③ 時空監察局
「何だか、スピード違反のドライバーを捕まえた、白バイ警官みたいだったわね?」
由理子がそう言って、ジャンヌの方に振り返った。
「白バイ……何ですか、それ?」
彼女は不思議そうに言った。
「……ああ、まだ分かんなかったかあ。ごめんね、変な例えで。」
「いえ、いえ。この時代の事はまだ勉強中ですから……良かったらついでに、教えていただけますか?」
「いいわよ。そもそも私たちが乗っているクルマというモノは、タイムマシンに改造される前は、元々地上の道を走るための乗り物なの。」
「はい。それは……知ってます。」
「でね、道によっては、クルマの走るスピードの上限が、安全のために決められているのよ。例えば、普通の道は時速60kmまでとか、高速道路は時速100kmまでとか……。」
「そうなんですね?私たちの世界の馬車は、どれだけスピードを上げても、お上からお咎めがあったりしないのに……。」
「古き良き時代よね。羨ましいわ。……それでその上限を超えて走ると、オートバイという名の、白い二輪車に乗った人がやって来て、取り締まるのよ。」
「取り締まる……どんな風にですか?」
「罰金を取ったり、点数を取ったりするの。持ち点が無くなると、クルマの免許を取り消されるのよ。」
「それは……困りますよねえ?」
「なかなか厳しいわよね。まあでも、歩行者の安全が第一だから……仕方がないかしらね?……とにかく私には、あの小さい方の円盤の主が、その白バイ警官のように、大きい円盤の何かしらの行いを、取り締まっていたように見えたって訳なのよ。
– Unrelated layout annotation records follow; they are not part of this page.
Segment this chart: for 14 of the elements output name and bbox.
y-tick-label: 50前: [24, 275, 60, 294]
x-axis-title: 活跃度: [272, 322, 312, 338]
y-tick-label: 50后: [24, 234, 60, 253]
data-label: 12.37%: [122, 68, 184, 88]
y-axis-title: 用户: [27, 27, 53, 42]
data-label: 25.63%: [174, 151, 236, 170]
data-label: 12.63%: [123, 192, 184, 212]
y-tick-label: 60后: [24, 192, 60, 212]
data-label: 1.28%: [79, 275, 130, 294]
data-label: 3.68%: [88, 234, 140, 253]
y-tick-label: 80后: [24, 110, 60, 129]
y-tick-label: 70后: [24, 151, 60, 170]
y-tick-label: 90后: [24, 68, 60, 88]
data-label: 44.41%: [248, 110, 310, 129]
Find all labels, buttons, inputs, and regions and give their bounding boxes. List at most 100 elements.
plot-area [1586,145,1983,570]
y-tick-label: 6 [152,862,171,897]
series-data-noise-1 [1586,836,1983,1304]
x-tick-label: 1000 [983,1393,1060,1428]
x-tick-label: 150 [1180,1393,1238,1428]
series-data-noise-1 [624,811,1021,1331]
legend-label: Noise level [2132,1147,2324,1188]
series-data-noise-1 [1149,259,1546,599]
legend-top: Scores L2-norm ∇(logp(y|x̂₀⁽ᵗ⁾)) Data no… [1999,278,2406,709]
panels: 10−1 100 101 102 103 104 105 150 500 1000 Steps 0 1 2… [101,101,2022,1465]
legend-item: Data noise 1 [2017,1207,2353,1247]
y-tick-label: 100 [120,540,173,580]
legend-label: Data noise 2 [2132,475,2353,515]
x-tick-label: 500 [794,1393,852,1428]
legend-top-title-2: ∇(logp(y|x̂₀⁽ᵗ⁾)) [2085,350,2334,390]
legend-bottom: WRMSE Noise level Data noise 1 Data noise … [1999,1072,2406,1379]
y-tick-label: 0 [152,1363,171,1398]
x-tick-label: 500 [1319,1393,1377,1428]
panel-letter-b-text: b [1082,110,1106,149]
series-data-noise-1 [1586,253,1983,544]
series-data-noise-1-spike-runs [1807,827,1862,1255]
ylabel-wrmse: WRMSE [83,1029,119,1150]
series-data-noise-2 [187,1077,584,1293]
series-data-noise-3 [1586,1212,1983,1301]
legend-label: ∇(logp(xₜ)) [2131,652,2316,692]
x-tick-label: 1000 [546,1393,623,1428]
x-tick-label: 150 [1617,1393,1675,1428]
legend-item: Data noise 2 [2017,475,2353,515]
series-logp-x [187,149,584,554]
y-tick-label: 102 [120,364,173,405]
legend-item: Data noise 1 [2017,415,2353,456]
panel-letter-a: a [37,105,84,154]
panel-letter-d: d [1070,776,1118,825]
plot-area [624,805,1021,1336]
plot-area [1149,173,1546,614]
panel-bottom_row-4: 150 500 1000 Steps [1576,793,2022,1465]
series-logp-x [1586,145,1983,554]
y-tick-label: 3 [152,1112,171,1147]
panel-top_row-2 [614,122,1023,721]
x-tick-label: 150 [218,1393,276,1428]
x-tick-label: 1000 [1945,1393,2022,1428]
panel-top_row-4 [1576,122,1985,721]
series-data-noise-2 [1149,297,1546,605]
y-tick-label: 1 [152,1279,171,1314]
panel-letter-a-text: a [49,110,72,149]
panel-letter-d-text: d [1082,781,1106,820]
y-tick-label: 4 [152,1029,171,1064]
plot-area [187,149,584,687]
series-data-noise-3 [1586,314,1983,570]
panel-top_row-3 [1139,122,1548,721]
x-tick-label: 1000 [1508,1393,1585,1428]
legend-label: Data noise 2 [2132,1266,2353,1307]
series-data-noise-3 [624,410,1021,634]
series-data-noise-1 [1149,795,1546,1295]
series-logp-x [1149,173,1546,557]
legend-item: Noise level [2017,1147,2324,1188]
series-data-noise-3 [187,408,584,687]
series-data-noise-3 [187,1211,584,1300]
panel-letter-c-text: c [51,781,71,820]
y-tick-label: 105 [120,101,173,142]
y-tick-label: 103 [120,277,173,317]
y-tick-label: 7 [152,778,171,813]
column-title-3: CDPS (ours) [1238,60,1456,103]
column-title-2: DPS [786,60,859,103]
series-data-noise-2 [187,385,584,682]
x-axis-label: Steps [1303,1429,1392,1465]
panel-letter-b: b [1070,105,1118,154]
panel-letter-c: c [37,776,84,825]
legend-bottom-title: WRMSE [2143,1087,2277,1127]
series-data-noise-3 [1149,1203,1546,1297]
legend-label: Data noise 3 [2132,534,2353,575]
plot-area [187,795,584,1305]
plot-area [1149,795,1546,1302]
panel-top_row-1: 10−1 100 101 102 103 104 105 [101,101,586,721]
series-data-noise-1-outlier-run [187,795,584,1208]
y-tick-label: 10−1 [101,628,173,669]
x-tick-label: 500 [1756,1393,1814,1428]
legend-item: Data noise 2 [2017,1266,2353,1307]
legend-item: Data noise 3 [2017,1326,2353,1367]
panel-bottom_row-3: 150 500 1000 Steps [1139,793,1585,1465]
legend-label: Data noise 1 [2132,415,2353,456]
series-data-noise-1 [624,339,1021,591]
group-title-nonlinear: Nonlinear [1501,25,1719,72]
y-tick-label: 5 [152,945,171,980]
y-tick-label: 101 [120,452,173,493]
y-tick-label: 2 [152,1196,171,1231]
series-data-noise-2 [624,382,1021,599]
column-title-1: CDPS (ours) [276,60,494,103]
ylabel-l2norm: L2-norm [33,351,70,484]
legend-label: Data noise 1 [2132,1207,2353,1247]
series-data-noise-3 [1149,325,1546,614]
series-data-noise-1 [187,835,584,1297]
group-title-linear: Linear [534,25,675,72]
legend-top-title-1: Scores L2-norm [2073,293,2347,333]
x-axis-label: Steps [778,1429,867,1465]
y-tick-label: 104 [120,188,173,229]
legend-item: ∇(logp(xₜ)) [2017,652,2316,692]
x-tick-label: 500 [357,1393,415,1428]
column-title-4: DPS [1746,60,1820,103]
分かってくれた?」
「成る程。確かにそうですね……そんな感じでした。」
ジャンヌは納得したようだった。
「……それに、先程の二人は、どちらもニンゲンのようでしたね?」
「そうね。多分、私たちより、ほんの少し先の未来からの、旅行者ってところかしらね?大方、大きい円盤の飛んだコースを咎められたんじゃないかしら?ポータルの出口が小学校の真上っていうのが、如何にもマズイ感じじゃない?」
「確かに。時空転移の出口の計算を、ミスしたんですね、きっと。」
「その通りよ。でも、ジャンヌの知識って、偏っているわよねえ……ああ、ソレは私たちの責任かあ。反省、反省。」
由理子はそう言うと、右手でゲンコツを作って、自分の頭を、ポカポカと可愛く叩いた。
「何だか簡単に、事件の調査・観察が済んじゃったから、続けてもう一件、付き合ってもらえるかしら?」
「はい。喜んで。」
二人は気を取り直して、クルマに戻ったのである。